There is clearly a misunderstanding of the concept of informed consent and a lack of complete understanding of ethical principles among Japanese healthcare professionals. Although similar in some respects to informed consent as it originated in the United States, our review makes it clear that informed consent in Japan has clear distinguishing features.
Japanese healthcare professionals should aim to understand the basic nature of informed consent, irrespective of their attitudes about individualism, liberalism, and patient self-determination. If they believe that the concept of informed consent is important and essential in Japanese clinical settings, efforts should be made to obtain informed consent in an appropriate manner.
Beauchamp and Childress argued that virtually all codes of medical ethics and institutional regulations should require physicians to obtain informed consent from patients prior to substantial interventions, with the protection of patient autonomy as the primary justification for this requirement. They also claimed that informed consent is an individual’s autonomous authorization and postulated seven structural elements[ 1 ], including threshold elements (competence to understand and decide; voluntariness in deciding), information elements (disclosure of material information; recommendation of a plan; understanding of the information and recommended plan), and consent elements (decision in favor of the plan; authorization of the chosen plan)[ 1 ]. We think that these elements are quite clear and comprehensive, and could provide a useful framework for the critical review of various contemporary issues surrounding informed consent acquisition in Japan.

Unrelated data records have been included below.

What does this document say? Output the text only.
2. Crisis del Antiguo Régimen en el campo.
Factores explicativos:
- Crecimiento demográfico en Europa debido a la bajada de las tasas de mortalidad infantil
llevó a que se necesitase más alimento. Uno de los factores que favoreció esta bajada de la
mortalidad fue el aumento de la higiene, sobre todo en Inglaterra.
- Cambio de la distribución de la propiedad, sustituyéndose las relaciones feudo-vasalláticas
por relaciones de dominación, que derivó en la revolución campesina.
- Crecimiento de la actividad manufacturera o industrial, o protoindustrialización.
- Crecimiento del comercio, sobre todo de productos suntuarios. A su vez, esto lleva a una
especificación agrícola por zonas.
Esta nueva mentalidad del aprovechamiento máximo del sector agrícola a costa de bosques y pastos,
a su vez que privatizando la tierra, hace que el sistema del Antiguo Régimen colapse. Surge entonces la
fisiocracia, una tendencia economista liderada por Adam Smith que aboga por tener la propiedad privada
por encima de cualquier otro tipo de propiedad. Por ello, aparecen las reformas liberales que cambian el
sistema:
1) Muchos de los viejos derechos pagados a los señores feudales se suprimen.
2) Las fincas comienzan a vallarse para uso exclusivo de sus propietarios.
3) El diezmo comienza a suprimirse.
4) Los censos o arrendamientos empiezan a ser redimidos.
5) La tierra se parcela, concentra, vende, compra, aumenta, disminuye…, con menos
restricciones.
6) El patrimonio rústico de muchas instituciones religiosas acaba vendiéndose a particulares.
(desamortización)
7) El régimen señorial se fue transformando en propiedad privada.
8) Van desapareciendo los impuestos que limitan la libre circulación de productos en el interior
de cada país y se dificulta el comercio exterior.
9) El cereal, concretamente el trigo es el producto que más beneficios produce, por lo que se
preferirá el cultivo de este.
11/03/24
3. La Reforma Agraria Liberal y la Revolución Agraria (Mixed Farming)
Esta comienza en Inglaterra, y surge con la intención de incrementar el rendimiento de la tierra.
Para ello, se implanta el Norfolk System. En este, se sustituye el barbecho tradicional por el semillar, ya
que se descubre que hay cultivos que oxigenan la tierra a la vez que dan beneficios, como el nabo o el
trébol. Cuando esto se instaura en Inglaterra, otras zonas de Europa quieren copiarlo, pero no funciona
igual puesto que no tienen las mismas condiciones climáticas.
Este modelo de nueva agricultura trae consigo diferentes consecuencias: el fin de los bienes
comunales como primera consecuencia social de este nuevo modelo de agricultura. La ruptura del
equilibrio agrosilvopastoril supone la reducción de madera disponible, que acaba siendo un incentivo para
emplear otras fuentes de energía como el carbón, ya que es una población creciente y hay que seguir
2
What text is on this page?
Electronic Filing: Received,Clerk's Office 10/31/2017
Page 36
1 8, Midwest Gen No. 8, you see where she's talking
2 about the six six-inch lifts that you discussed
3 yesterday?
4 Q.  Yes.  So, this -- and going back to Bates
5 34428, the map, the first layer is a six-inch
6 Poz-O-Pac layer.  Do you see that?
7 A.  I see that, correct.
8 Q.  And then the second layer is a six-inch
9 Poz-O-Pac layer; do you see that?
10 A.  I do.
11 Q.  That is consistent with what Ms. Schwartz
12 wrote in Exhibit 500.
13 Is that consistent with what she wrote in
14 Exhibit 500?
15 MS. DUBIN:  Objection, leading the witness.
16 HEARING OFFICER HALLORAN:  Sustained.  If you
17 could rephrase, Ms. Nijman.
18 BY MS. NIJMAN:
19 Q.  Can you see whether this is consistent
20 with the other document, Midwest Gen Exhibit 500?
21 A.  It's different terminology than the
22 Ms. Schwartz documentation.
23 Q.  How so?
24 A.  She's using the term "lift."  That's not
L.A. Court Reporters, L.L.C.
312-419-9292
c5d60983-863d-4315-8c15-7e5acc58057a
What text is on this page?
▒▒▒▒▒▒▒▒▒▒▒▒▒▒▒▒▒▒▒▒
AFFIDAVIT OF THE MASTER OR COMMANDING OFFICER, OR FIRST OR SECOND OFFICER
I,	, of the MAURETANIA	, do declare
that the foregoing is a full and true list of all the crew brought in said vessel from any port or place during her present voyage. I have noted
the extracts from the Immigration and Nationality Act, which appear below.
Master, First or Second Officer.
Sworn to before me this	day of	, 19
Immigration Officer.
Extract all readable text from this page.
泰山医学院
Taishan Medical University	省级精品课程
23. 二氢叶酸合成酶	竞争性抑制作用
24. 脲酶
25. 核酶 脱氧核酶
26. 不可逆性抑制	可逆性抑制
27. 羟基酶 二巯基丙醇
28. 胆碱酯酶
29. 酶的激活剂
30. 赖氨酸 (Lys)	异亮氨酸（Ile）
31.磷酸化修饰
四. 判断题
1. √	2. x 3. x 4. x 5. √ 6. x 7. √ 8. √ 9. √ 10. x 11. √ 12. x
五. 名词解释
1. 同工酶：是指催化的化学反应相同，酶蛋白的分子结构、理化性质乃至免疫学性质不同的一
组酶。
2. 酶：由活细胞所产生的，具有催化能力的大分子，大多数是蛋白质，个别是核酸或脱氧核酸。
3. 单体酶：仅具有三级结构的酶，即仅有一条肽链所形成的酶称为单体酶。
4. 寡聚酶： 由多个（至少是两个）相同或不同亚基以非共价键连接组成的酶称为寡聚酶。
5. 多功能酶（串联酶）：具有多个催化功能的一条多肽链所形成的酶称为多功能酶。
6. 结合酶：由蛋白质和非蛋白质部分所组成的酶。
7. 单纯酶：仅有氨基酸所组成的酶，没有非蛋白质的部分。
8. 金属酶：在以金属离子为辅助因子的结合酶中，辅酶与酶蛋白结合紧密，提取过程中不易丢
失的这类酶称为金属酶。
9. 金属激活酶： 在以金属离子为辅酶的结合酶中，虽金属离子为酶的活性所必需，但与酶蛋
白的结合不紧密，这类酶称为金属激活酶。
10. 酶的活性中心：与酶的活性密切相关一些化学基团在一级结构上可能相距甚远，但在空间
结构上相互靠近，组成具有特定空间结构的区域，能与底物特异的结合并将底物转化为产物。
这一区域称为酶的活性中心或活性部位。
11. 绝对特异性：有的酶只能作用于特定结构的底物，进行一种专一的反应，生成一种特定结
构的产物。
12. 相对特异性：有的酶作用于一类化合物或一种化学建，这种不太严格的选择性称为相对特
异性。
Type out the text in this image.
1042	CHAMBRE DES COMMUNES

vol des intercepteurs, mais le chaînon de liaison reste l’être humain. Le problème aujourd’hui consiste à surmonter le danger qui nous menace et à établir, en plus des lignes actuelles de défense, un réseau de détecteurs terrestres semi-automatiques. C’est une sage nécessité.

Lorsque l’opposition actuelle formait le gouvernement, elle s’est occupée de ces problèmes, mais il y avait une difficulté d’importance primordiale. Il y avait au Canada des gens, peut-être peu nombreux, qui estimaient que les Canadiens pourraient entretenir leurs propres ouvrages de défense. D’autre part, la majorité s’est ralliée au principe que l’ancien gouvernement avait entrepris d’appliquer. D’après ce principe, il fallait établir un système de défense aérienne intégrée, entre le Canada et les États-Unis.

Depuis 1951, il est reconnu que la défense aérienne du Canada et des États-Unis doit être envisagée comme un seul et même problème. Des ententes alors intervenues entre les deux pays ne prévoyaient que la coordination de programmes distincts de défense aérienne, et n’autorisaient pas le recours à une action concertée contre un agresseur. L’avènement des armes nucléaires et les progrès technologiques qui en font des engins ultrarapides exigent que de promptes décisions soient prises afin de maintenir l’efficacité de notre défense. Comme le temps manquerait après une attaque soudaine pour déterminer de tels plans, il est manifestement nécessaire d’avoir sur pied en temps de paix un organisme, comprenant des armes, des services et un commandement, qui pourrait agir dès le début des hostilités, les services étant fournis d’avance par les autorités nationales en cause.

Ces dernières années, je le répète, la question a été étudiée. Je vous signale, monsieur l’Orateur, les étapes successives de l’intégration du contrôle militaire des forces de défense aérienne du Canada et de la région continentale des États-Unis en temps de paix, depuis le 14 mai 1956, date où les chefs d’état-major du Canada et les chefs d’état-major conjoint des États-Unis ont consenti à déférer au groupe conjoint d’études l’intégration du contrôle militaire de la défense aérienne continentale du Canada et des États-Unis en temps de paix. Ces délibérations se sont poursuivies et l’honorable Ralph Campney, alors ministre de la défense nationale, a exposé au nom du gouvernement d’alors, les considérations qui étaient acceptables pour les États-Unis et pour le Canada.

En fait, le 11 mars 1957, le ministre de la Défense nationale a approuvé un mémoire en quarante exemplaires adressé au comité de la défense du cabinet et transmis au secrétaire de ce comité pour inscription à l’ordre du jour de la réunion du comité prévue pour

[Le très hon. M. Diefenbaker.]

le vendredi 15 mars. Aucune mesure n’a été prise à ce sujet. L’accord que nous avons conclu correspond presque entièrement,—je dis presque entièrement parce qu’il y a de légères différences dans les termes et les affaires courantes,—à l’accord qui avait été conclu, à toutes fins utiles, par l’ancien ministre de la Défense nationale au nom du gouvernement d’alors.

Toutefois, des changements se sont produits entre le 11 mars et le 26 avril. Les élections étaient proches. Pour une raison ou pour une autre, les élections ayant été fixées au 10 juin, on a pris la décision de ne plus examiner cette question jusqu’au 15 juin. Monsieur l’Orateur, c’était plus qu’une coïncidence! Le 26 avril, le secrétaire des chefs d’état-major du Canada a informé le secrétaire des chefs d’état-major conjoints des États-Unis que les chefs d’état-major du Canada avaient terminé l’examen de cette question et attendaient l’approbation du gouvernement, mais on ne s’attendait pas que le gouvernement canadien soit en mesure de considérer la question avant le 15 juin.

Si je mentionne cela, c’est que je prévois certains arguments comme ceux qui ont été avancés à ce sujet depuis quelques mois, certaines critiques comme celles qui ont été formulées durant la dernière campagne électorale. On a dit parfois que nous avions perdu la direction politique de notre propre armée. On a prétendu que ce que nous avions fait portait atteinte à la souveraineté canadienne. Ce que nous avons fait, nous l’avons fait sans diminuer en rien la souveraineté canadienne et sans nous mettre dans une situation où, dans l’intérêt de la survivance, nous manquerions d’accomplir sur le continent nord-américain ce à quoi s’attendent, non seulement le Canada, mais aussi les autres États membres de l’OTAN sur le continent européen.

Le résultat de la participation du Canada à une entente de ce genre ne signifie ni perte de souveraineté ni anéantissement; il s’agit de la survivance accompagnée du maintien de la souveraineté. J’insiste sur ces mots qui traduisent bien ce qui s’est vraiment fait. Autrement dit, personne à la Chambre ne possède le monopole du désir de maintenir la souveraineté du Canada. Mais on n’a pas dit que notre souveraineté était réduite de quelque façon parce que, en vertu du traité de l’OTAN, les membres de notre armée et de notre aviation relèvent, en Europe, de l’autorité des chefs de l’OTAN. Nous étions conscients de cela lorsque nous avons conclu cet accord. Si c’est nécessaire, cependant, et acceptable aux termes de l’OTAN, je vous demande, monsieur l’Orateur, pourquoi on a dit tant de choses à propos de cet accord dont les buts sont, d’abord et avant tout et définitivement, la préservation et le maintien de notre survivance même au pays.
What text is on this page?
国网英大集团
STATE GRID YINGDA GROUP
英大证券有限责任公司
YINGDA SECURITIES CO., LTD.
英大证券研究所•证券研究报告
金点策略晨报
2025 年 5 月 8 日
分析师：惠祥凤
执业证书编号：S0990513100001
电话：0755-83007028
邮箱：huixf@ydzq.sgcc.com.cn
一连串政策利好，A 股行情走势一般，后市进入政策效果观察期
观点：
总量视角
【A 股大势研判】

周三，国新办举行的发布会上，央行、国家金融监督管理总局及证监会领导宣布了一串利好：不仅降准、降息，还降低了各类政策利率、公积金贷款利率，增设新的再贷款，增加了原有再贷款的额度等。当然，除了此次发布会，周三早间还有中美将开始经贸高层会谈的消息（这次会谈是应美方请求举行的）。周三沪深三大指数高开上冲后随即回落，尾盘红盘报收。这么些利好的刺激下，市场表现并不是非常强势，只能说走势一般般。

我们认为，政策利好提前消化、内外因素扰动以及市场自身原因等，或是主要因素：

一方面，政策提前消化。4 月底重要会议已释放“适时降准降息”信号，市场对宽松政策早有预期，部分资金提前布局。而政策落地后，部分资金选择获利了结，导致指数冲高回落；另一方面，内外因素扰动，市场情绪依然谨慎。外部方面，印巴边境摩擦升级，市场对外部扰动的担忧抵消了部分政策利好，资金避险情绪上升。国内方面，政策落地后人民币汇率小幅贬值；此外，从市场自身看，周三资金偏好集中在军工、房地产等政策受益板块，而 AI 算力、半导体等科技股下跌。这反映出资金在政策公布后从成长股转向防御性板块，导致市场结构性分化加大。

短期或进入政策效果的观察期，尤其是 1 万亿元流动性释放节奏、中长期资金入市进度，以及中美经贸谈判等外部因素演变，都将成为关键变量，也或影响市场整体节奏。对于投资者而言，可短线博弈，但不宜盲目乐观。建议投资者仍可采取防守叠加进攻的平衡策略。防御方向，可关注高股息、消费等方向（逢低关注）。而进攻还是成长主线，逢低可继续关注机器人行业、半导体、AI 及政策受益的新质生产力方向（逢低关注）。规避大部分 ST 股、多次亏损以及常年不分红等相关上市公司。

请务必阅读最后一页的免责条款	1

The concept of informed consent received a great deal of attention during the 1980s in Japan. In 1990, informed consent was translated into Japanese as "setsumei to doi" (back-translated as "explanation and consent"). This Japanese translation, however, carries a connotation that informed consent is a duty owed to patients and does not properly purport the notion that informed consent is a patient’s right[
Nike Mens Flyknit Lunar3 BLACK/WHITEHOT LAVAVOLT 105 M US BsfYL
]. In other words, the Japanese translation fails to grasp the "consent elements" of the framework described above. Currently in Japan, informed consent is often obtained without the patient’s understanding, physician’s recommendation, or adequate time to think[
3
]. In Japan as well as in other countries, many difficult issues regarding patient self-determination and acquisition of informed consent remain even after an ethical norm to obtain informed consent from patients in clinical settings and for research projects has been developed and established. They include compulsive interventions, treatment decisions for incompetent patients or minors, and issues surrounding treatment refusal[
Cambridge Select Womens Closed Round Toe Stacked Heel Western Ankle Bootie Black Imsu woNcp4Fc
,
5
].
In this paper, we discuss current situations and cultural characteristics concerning informed consent in Japan to outline the problems that we think are common and relevant. First, we review five court decisions related to informed consent and information disclosure. Next, we discuss the characteristics of Japanese culture by reviewing published opinions and commentaries. Then, we describe two contemporary issues concerning informed consent in current clinical settings in Japan: misuse of informed consent and persistence in obtaining consent. Finally, we present our opinion on current situations surrounding informed consent in Japan. Our focus is on informed consent in clinical settings; we do not address informed consent in research settings.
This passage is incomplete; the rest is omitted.